South Carolina Utility Company Faces Fallout After Nuclear Funding Meltdown
Santee Cooper is responsible for financing 45 percent of the $14 billion project while Cayce-based SCANA Corp.
📅 Mon April 03, 2017 - National Edition
David Wren email@example.com
Construction on the first nuclear concrete placement on the V.C. Summer plant back in 2012. via Scana Corporation.
The financial outlook for Santee Cooper has taken a hit in the aftermath of last week's bankruptcy filing by Westinghouse Electric Co., the main contractor on the V.C. Summer Nuclear Station project.
The credit-rating shops Moody's and Standard & Poor's downgraded the Moncks Corner-based utility's outlook to "negative" in reports issued last week as future construction of two reactors at the Midlands plant is now in doubt.
Santee Cooper is responsible for financing 45 percent of the $14 billion project while Cayce-based SCANA Corp., parent to South Carolina Electric & Gas, is the majority partner and responsible for financing 55 percent of the costs.
SCANA's financial outlook experienced similar downgrades following the Westinghouse bankruptcy, which essentially freezes all litigation and efforts to collect debts. It also buys Westinghouse time to restructure its balance sheet.
The V.C. Summer project in Jenkinsville is billions over budget and behind schedule, and Moody's said it expects construction progress "has likely continued to lag below expected monthly productivity growth rates necessary to achieve commercial operation by 2019 and 2020."

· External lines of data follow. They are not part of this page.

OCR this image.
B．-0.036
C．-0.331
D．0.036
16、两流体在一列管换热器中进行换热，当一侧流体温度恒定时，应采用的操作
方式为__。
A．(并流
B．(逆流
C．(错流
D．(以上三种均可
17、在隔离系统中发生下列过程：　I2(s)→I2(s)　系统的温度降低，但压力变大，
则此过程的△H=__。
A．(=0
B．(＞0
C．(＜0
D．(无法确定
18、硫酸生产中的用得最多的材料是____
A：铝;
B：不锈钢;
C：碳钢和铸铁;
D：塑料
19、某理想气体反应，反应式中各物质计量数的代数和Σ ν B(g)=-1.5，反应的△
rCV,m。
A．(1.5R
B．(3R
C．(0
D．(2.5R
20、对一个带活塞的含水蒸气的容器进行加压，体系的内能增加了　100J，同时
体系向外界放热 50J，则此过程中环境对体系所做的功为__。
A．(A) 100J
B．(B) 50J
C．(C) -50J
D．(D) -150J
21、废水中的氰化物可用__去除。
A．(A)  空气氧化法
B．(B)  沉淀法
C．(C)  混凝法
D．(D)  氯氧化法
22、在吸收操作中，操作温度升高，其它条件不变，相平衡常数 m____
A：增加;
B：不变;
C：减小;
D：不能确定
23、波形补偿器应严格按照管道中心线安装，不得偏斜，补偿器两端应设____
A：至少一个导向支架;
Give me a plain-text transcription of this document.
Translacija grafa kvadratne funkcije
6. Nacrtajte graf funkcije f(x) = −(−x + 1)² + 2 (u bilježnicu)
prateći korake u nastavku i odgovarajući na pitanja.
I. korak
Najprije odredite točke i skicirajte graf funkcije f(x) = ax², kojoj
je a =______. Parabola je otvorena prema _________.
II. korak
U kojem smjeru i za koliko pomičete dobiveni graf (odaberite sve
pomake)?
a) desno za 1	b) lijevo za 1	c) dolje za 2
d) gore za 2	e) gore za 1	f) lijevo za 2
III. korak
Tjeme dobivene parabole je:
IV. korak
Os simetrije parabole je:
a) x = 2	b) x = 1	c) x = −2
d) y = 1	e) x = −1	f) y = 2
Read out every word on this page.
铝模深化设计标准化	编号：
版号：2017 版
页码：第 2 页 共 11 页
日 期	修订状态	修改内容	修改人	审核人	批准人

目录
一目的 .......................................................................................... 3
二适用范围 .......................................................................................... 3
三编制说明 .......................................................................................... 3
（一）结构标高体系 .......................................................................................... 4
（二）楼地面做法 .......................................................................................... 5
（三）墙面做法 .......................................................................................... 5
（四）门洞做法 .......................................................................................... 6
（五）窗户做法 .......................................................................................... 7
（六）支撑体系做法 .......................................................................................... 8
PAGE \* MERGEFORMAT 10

If the reactors aren't on line before the end of 2020, the utilities could lose up to $2.2 billion in federal tax credits that would have been refunded to customers.
"That said, our opinion is that Santee Cooper could bear additional costs over and above the current budget," Moody's said.
Analysts at Morgan Stanley have projected V.C. Summer's costs could top $19 billion — if the project is completed at all. Both Santee Cooper and SCANA say they are evaluating the next steps to take following Westinghouse's bankruptcy, with abandoning the project one of the options.
While Westinghouse and its parent, Toshiba Corp. of Japan, have guaranteed repayment of the utilities' costs if the contractor can't finish the project, S&P said there are doubts the contractor will be able to follow through.
"The financial difficulties Toshiba and Westinghouse face create uncertainty as to the contractor's capacity to complete the project," the ratings agency said. "Moreover, it is becoming increasingly unclear whether Toshiba has the financial capacity to guarantee the financial obligations of its subsidiary, Westinghouse, particularly because of our view of the difficulties it faces in accessing debt and equity markets."